Tsukiji, Tokyo's massive wholesale seafood market, is the center of the global trade in tuna. Here, 60,000 traders come each day to buy and sell seafood for Tokyo's 27 million mouths, moving more than 2.4 million kilograms of it in less than 12 hours. Boosters encourage the homey view that Tsukiji is Tokyo no daidokoro -- Tokyo's pantry -- but it is a pantry where almost $6 billion worth of fish change hands each year. New York City's Fulton Fish Market, the largest market in North America, handles only about $1 billion worth, and only about 13 percent of the tonnage of Tsukiji's catch.

Tuna are sold at a "moving auction." The auctioneer, flanked by assistants who record prices and fill out invoice slips at lightning speed, strides across the floor just above rows and rows of fish, moving quickly from one footstool to the next without missing a beat, or a bid. In little more than half an hour, teams of auctioneers from five auction houses sell several hundred (some days several thousand) tuna. Successful buyers whip out their cellphones, calling chefs to tell them what they've got.

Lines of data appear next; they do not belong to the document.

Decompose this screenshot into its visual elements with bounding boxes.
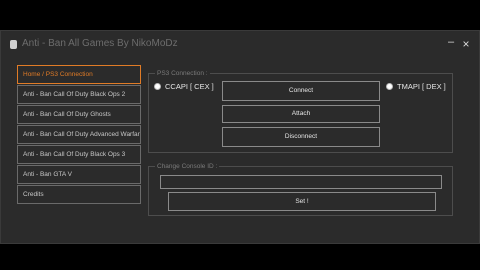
radio-ccapi[interactable]: CCAPI [ CEX ] [154, 82, 214, 91]
sidebar-item-bo3[interactable]: Anti - Ban Call Of Duty Black Ops 3 [17, 145, 141, 164]
attach-button[interactable]: Attach [222, 105, 380, 123]
title-bar[interactable]: Anti - Ban All Games By NikoMoDz – × [1, 31, 479, 57]
radio-ccapi-label: CCAPI [ CEX ] [165, 82, 214, 91]
connect-button[interactable]: Connect [222, 81, 380, 101]
sidebar-item-home[interactable]: Home / PS3 Connection [17, 65, 141, 84]
minimize-button[interactable]: – [444, 35, 458, 49]
close-button[interactable]: × [459, 37, 473, 51]
radio-tmapi-label: TMAPI [ DEX ] [397, 82, 446, 91]
sidebar-item-bo2[interactable]: Anti - Ban Call Of Duty Black Ops 2 [17, 85, 141, 104]
ps3-connection-legend: PS3 Connection : [155, 69, 210, 78]
sidebar-item-gtav[interactable]: Anti - Ban GTA V [17, 165, 141, 184]
sidebar-item-ghosts[interactable]: Anti - Ban Call Of Duty Ghosts [17, 105, 141, 124]
sidebar-nav: Home / PS3 Connection Anti - Ban Call Of… [17, 65, 141, 205]
radio-tmapi-dot[interactable] [386, 83, 393, 90]
window-title: Anti - Ban All Games By NikoMoDz [22, 38, 178, 49]
app-icon [10, 40, 17, 49]
set-console-id-button[interactable]: Set ! [168, 192, 436, 211]
change-console-id-legend: Change Console ID : [155, 162, 220, 171]
sidebar-item-aw[interactable]: Anti - Ban Call Of Duty Advanced Warfare [17, 125, 141, 144]
radio-ccapi-dot[interactable] [154, 83, 161, 90]
sidebar-item-credits[interactable]: Credits [17, 185, 141, 204]
disconnect-button[interactable]: Disconnect [222, 127, 380, 147]
console-id-input[interactable] [160, 175, 442, 189]
radio-tmapi[interactable]: TMAPI [ DEX ] [386, 82, 446, 91]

Meanwhile, faxes with critical information on prices and other market conditions alert fishers in distant ports to the results of Tsukiji's morning auctions. In return, Tsukiji is fed a constant supply of information on tuna conditions off Montauk, Cape Cod, Cartagena, Barbate, and scores of other fishing grounds around the world.

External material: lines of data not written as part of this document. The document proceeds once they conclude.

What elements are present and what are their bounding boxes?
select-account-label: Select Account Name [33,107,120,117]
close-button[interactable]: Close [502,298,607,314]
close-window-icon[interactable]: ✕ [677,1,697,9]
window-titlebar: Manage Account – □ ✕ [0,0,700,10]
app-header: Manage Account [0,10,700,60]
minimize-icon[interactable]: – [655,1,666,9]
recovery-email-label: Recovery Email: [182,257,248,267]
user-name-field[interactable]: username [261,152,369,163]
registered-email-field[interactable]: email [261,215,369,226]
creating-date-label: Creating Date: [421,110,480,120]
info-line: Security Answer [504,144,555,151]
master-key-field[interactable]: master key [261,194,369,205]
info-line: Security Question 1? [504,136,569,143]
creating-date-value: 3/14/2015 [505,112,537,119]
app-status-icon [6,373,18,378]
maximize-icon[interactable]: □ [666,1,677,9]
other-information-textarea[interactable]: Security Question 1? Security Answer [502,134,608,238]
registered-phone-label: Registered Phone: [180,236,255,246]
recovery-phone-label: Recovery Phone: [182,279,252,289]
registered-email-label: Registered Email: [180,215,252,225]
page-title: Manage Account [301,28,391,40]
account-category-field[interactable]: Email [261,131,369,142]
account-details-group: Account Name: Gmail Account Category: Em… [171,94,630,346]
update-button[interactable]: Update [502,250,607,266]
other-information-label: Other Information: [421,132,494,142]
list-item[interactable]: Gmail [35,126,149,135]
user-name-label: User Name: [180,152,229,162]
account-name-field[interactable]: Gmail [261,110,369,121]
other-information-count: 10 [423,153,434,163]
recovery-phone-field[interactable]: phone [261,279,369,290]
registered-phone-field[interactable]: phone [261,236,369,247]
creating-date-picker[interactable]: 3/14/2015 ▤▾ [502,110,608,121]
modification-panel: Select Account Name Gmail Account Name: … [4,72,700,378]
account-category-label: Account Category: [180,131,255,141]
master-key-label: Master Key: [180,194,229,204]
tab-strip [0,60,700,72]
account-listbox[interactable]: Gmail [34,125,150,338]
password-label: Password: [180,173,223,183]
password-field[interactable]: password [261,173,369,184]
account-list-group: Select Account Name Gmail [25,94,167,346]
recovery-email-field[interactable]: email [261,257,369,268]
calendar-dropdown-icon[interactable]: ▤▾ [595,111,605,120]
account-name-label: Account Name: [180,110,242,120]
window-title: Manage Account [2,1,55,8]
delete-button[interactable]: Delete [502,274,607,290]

Tsukiji is the command post for a global seafood trade. In value, foreign seafood far exceeds domestic Japanese products on the auction block. (Tsukiji traders joke that Japan's leading fishing port is Tokyo's Narita International Airport.) On Tsukiji's slippery auction floor, tuna from Massachusetts may sell at auction for over $30,000 apiece, near octopus from Senegal, eel from Guangzhou, crab from Sakhalin, salmon from British Columbia and Hokkaido, snapper from Kyushu, and abalone from California.

Given the sheer volume of global trade, Tsukiji effectively sets the world's tuna prices. Last time I checked, the record price was over $200,000 for a particularly spectacular fish from Turkey -- a sale noteworthy enough to make the front pages of Tokyo's daily papers. But spectacular prices are just the tip of Tsukiji's influence. The auction system and the commodity chains that flow in and out of the market integrate fishers, firms, and restaurants worldwide in a complex network of local and translocal economies.

As an undisputed hub of the fishing world, Tsukiji creates and deploys enormous amounts of Japanese cultural capital around the world. Its control of information, its enormous role in orchestrating and responding to Japanese culinary tastes, and its almost hegemonic definitions of supply and demand allow it the unassailable privilege of imposing its own standards of quality -- standards that producers worldwide must heed.